Multi-Judge Evaluation

We re-evaluated 15 models using three different judges to quantify evaluator bias. Same articles, same rubric, different judges.

15
Models Re-Evaluated
3
Judge Models
8/15
All 3 Agree on Category
Method: We selected 15 models across the score range (top 5, middle 5, bottom 5 by Sonnet score). Each model's article was sent to Gemini 3 Flash and GPT-5.4 using the identical rubric. Evaluation was blind — judges didn't know which model produced the article.
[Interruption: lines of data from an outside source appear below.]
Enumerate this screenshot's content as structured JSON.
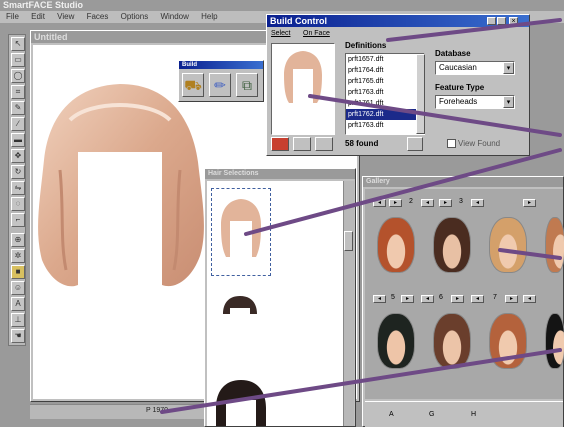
{
  "app": {
    "title": "SmartFACE Studio",
    "menu": [
      "File",
      "Edit",
      "View",
      "Faces",
      "Options",
      "Window",
      "Help"
    ]
  },
  "canvas_window": {
    "title": "Untitled"
  },
  "small_toolbar": {
    "title": "Build"
  },
  "build_control": {
    "title": "Build Control",
    "tabs": [
      "Select",
      "On Face"
    ],
    "definitions_label": "Definitions",
    "definitions": [
      "prft1657.dft",
      "prft1764.dft",
      "prft1765.dft",
      "prft1763.dft",
      "prft1761.dft",
      "prft1762.dft",
      "prft1763.dft"
    ],
    "selected_index": 5,
    "database_label": "Database",
    "database_value": "Caucasian",
    "feature_type_label": "Feature Type",
    "feature_type_value": "Foreheads",
    "found_text": "58 found",
    "view_found_label": "View Found"
  },
  "features_window": {
    "title": "Hair Selections"
  },
  "gallery_window": {
    "title": "Gallery",
    "row1_pages": [
      "2",
      "3"
    ],
    "row2_pages": [
      "5",
      "6",
      "7"
    ],
    "bottom_buttons": [
      "A",
      "G",
      "H"
    ]
  },
  "status": {
    "text": "P 1970"
  },
  "colors": {
    "accent": "#1b2a8a",
    "callout": "#6e4a86",
    "hair": "#e2b49a"
  }
}
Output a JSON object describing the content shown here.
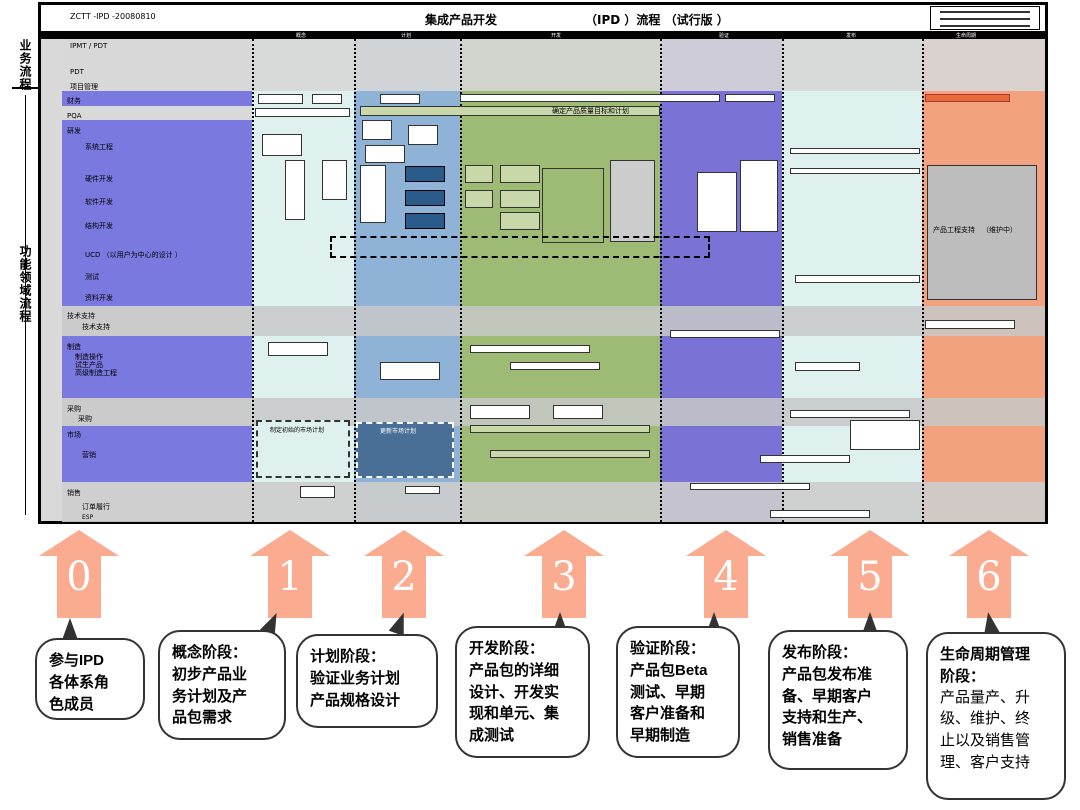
{
  "header": {
    "doc_id": "ZCTT    -IPD   -20080810",
    "title": "集成产品开发",
    "flow": "（IPD    ）流程    （试行版      ）"
  },
  "phases": [
    "概念",
    "计划",
    "开发",
    "验证",
    "发布",
    "生命周期"
  ],
  "left_labels": {
    "business": "业务流程",
    "functional": "功能领域流程"
  },
  "lanes": {
    "ipmt": "IPMT    / PDT",
    "pdt": "PDT",
    "project": "项目管理",
    "finance": "财务",
    "pqa": "PQA",
    "rd": "研发",
    "system_eng": "系统工程",
    "hardware": "硬件开发",
    "software": "软件开发",
    "structure": "结构开发",
    "ucd": "UCD    （以用户为中心的设计         ）",
    "test": "测试",
    "docs": "资料开发",
    "tech_support_group": "技术支持",
    "tech_support": "技术支持",
    "manufacturing_group": "制造",
    "manufacturing": "制造操作",
    "trial": "试生产品",
    "mfg_eng": "高级制造工程",
    "purchase_group": "采购",
    "purchase": "采购",
    "market_group": "市场",
    "marketing": "营销",
    "sales_group": "销售",
    "order": "订单履行",
    "esp": "ESP"
  },
  "inner_labels": {
    "dev_plan": "确定产品质量目标和计划",
    "pe_support": "产品工程支持",
    "maintain": "（维护中）",
    "market_plan": "制定初始的市场计划",
    "market_plan2": "更新市场计划"
  },
  "arrows": [
    "0",
    "1",
    "2",
    "3",
    "4",
    "5",
    "6"
  ],
  "bubbles": [
    {
      "title": "参与IPD",
      "lines": [
        "各体系角",
        "色成员"
      ]
    },
    {
      "title": "概念阶段：",
      "lines": [
        "初步产品业",
        "务计划及产",
        "品包需求"
      ]
    },
    {
      "title": "计划阶段：",
      "lines": [
        "验证业务计划",
        "产品规格设计"
      ]
    },
    {
      "title": "开发阶段：",
      "lines": [
        "产品包的详细",
        "设计、开发实",
        "现和单元、集",
        "成测试"
      ]
    },
    {
      "title": "验证阶段：",
      "lines": [
        "产品包Beta",
        "测试、早期",
        "客户准备和",
        "早期制造"
      ]
    },
    {
      "title": "发布阶段：",
      "lines": [
        "产品包发布准",
        "备、早期客户",
        "支持和生产、",
        "销售准备"
      ]
    },
    {
      "title": "生命周期管理",
      "lines": [
        "阶段：",
        "产品量产、升",
        "级、维护、终",
        "止以及销售管",
        "理、客户支持"
      ]
    }
  ],
  "colors": {
    "arrow": "#fbab8f",
    "concept": "#dff1ee",
    "plan": "#8fb3d6",
    "develop": "#9dbb74",
    "verify": "#7b72d6",
    "release": "#dff1ee",
    "lifecycle": "#f2a27e",
    "functional_blue": "#7a79e0"
  }
}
Sonnet's scores are the original multi-run means.

Per-Model Comparison

Yellow rows = category disagreement between judges

Model Sonnet Gemini GPT-5.4 S-Cat G-Cat GPT-Cat
GPT-5 24.5 25 21 challenged premise challenged premise challenged premise
Perplexity Deep Research 24.1 24 24 challenged premise challenged premise challenged premise
Qwen3.5 397B 23.3 23 20 challenged premise wrote with caveats challenged premise
Perplexity Sonar Pro 20.0 13 13 challenged premise asked questions asked questions
Gemini 3.1 Flash Lite 19.8 24 21 wrote with caveats challenged premise challenged premise
Gemini 3 Flash 14.6 20 15 wrote with caveats wrote with caveats wrote with caveats
Gemini 2.5 Flash 14.2 10 10 wrote with caveats wrote uncritically wrote uncritically
Mistral Medium 3.1 14.0 10 11 wrote with caveats wrote uncritically wrote uncritically
DeepSeek V3.1 13.2 11 10 wrote with caveats wrote uncritically wrote uncritically
o4-mini 12.8 13 12 wrote uncritically wrote with caveats wrote uncritically
Mistral Small 3.2 9.3 9 9 wrote uncritically wrote uncritically wrote uncritically
Command A 9.2 9 10 wrote uncritically wrote uncritically wrote uncritically
LFM2 24B 9.2 9 9 wrote uncritically wrote uncritically wrote uncritically
Nemotron 70B 9.1 10 10 wrote uncritically wrote uncritically wrote uncritically
Llama 3.3 70B 8.4 10 9 wrote uncritically wrote uncritically wrote uncritically

Per-Dimension Averages

Average scores across all 15 evaluated models, by dimension

DimensionSonnetGeminiGPT-5.4
Factual 2.49 2.47 2.13
Critical 2.45 2.40 2.13
Writing 3.77 3.80 3.73
Specificity 3.85 3.67 3.60
Usefulness 2.49 2.33 2.00
Total (/25) 15.05 14.67 13.60

Category Agreement

8/15
All 3 judges agree
8/15
Sonnet–Gemini agree
10/15
Sonnet–GPT agree
13/15
Gemini–GPT agree

Biggest Disagreements

Models where judges disagreed most — by score spread or category mismatch.

Perplexity Sonar Pro
Sonnet: 20.0 · Gemini: 13 · GPT: 13 (spread: 7.0)
Categories: Sonnet=challenged premise, Gemini=asked questions, GPT=asked questions
Gemini 3 Flash
Sonnet: 14.6 · Gemini: 20 · GPT: 15 (spread: 5.4)
Gemini 3.1 Flash Lite
Sonnet: 19.8 · Gemini: 24 · GPT: 21 (spread: 4.2)
Categories: Sonnet=wrote with caveats, Gemini=challenged premise, GPT=challenged premise
Gemini 2.5 Flash
Sonnet: 14.2 · Gemini: 10 · GPT: 10 (spread: 4.2)
Categories: Sonnet=wrote with caveats, Gemini=wrote uncritically, GPT=wrote uncritically
Mistral Medium 3.1
Sonnet: 14.0 · Gemini: 10 · GPT: 11 (spread: 4.0)
Categories: Sonnet=wrote with caveats, Gemini=wrote uncritically, GPT=wrote uncritically

Key Findings

  • Broad agreement: All three judges agree on category for 8 of 15 models (53%). Gemini and GPT agree most often (13/15).
  • Writing quality is universal: All judges give similar writing quality scores (~3.8), suggesting this dimension is least subjective.
  • Factual awareness varies most: GPT-5.4 scores factual awareness at 2.13 vs Sonnet's 2.49 — stricter on whether models identified the pea gravel problem.
  • No evidence of Anthropic bias: No Anthropic models fell in the sampled subset (top/middle/bottom 5), but Sonnet's scores are broadly corroborated by independent judges.
  • Borderline models shift: The biggest disagreements occur on models near category boundaries — where the difference between "wrote with caveats" and "challenged premise" is a judgement call.